Генрих не только в шахте работал, он и по хозяйству помогал Винокурихе — возил дрова с Осиновой горы на санках. Плохо одетый, в одной дырявой стеганой фуфайчонке, в парусиновых штанцах и резиновых чунях, он волок санки с дровами, в три погибели согнувшись, и Маруська, глядя на него из окна своей халупки, чуть не стонала, так ей было больно за Генриха. Насквозь провеянный ветрами, он, синий лицом, чакал зубами и приплясывал. Маруська, не в силах побороть в себе жалость, выскакивала из избенки и зазывала к себе Генриха погреться возле печки и отдохнуть.
Однажды мать Любовь ушла в ночную смену: с шести вечера до шести утра — ее смена. Маруська только что вернулась из компрессорной и суетилась по домашности. За окном выла вьюга, ветер и снег царапались в стену. Вдруг сквозь вой и вихрь непогоды Маруська услышала покашливание и жалостное скуление. Она выскочила на холод — по дороге бедный Генрих тащил санки с дровами, пригнувшись к земле, лица словно у него не было. Маруська схватила Генриха за руку и потащила к себе в избу.
— Погрейся, иди погрейся, Генрих! — уговаривала она. Генрих не сопротивлялся, шел за ней следом покорно, пришибленный холодом и судьбой.
Маруська напоила Генриха морковным чаем из медной обжигающей губы кружки, усадила возле топившейся печки. От чая и тепла Генрих разомлел, глаза его слипались: после смены он еще не отдыхал и хотел спать.
— А ты усни, — предложила Маруська. — Ляг на мою кровать и усни, а я тебя, когда надо, разбужу.

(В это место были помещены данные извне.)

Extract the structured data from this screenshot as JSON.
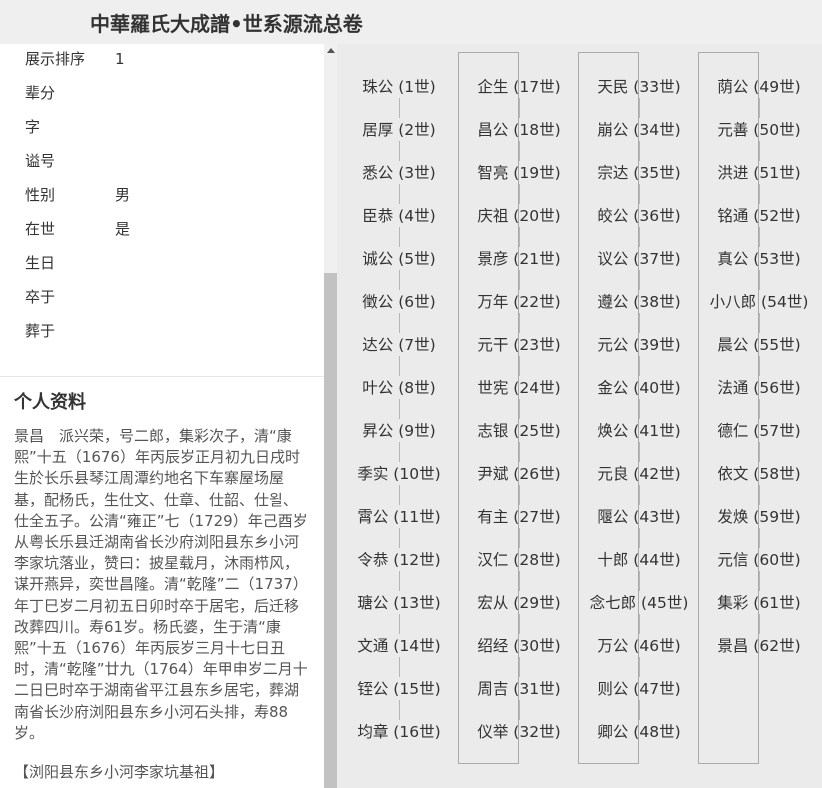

— Домой пора, на квартиру, — сказал нетвердым голосом Генрих. — Даша будет сердиться.
— Пусть сердится, а ты отдохни, — уговаривала Маруська. — Успеешь на свою скамеечку...
Генрих покорился и лег на Маруськину деревянную лежанку. Маруська укрыла его лоскутным одеялом.

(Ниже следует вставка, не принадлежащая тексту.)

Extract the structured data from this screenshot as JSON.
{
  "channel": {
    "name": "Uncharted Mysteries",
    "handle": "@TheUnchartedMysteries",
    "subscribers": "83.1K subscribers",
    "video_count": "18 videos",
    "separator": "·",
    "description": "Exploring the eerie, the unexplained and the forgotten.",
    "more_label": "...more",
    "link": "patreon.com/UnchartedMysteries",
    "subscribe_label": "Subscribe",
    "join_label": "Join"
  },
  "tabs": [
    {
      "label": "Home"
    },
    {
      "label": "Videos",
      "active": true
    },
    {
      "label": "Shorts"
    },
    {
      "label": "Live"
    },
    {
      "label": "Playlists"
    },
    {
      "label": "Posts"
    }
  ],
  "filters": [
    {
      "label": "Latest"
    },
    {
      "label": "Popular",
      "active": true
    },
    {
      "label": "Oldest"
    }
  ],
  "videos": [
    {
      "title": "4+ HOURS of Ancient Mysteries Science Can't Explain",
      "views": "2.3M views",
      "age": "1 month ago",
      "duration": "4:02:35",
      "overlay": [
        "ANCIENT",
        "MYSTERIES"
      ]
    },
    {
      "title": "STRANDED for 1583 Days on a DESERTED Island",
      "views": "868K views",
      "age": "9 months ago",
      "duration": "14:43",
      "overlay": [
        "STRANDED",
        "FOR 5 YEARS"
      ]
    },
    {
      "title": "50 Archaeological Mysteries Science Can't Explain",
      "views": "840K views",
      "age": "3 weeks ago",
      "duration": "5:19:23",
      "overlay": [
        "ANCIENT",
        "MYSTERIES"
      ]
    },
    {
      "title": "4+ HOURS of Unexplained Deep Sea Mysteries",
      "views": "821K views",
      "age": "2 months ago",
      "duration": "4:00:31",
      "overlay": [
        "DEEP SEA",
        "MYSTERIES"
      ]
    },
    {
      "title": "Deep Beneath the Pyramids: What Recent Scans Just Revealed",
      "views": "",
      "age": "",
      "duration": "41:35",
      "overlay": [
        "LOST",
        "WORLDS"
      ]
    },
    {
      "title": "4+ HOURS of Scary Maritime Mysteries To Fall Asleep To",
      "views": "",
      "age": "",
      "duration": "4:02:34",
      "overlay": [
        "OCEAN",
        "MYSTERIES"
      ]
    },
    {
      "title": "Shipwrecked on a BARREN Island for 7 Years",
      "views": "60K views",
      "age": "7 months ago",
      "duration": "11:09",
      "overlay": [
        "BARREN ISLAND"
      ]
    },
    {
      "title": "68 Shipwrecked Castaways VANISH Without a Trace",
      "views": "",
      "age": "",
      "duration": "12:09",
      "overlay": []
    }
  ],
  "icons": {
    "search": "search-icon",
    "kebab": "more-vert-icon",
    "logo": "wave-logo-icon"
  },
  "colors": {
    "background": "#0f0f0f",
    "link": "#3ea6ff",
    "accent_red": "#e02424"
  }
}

Как только голова его коснулась подушки, он мгновенно уснул. Ему было хорошо на настоящей постели, под теплым настоящим одеялом. Он ровно дышал и улыбался во сне.

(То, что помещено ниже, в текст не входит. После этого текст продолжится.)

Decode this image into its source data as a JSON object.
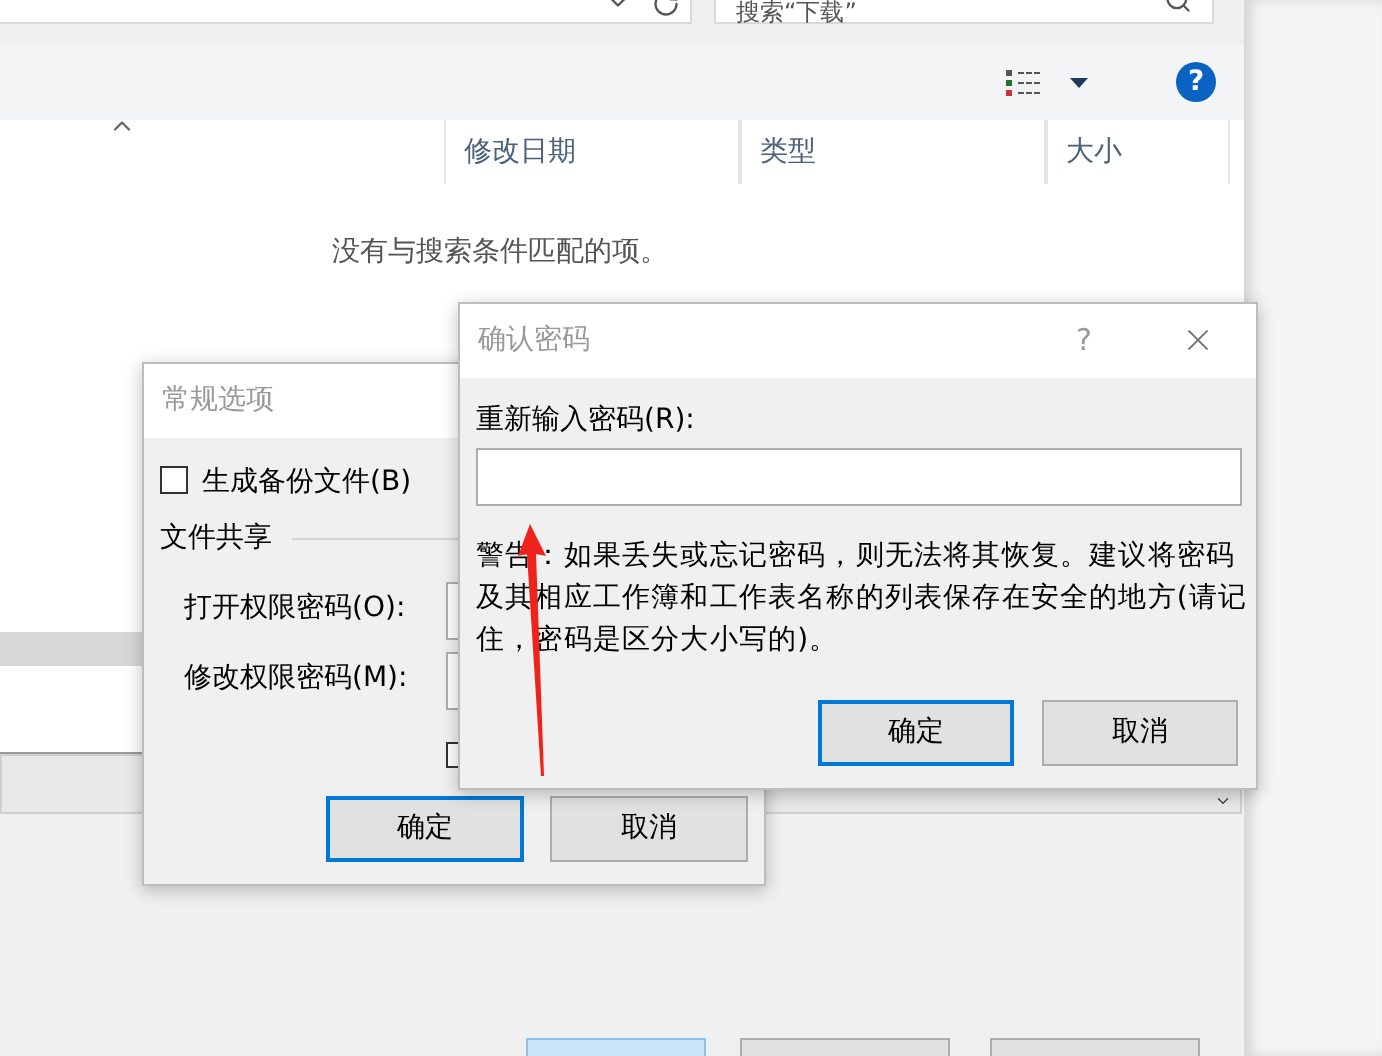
{
  "explorer": {
    "search": {
      "placeholder": "搜索“下载”"
    },
    "help": "?",
    "columns": [
      "修改日期",
      "类型",
      "大小"
    ],
    "empty_message": "没有与搜索条件匹配的项。"
  },
  "general_options": {
    "title": "常规选项",
    "backup": {
      "label": "生成备份文件(B)",
      "checked": false
    },
    "section": "文件共享",
    "fields": [
      {
        "label": "打开权限密码(O):"
      },
      {
        "label": "修改权限密码(M):"
      }
    ],
    "share_checkbox": {
      "checked": false
    },
    "buttons": [
      {
        "label": "确定",
        "kind": "default"
      },
      {
        "label": "取消",
        "kind": "normal"
      }
    ]
  },
  "confirm_password": {
    "title": "确认密码",
    "help": "?",
    "label": "重新输入密码(R):",
    "warning": "警告：如果丢失或忘记密码，则无法将其恢复。建议将密码及其相应工作簿和工作表名称的列表保存在安全的地方(请记住，密码是区分大小写的)。",
    "buttons": [
      {
        "label": "确定",
        "kind": "default"
      },
      {
        "label": "取消",
        "kind": "normal"
      }
    ]
  }
}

Маруська долго сидела возле Генриха, смотрела при свете коптилки ему в лицо и думала: тоже ведь чей-то сын, где-то сейчас мать о нем думает...
«Зачем эти мучения, — думала она. — К чему все это? Разве для мук рождается человек?..»
Маруська погасила коптилку и прилегла рядом с Генрихом. И даже приобняла его, подумав: мой сыночек...
Уснула незаметно. Сквозь сон ощутила: Генрих обнимает ее и крепко целует в лицо.
Маруська проснулась для горя и позора.
Она открыла глаза от крика, — над ними с Генрихом стояли мать Любовь и Даша Винокуриха. Мать пришла с работы из шахты; Даша по санкам с дровишками, стоявшим возле Маруськиной халупки, определила, где заночевал ее постоялец, и зашла, чтобы разбудить его и прогнать домой. Даша думала, что Генрих застыл где-нибудь посреди дороги от немощи и холода, а он, оказывается, устроился на удобный переночев, — ходок!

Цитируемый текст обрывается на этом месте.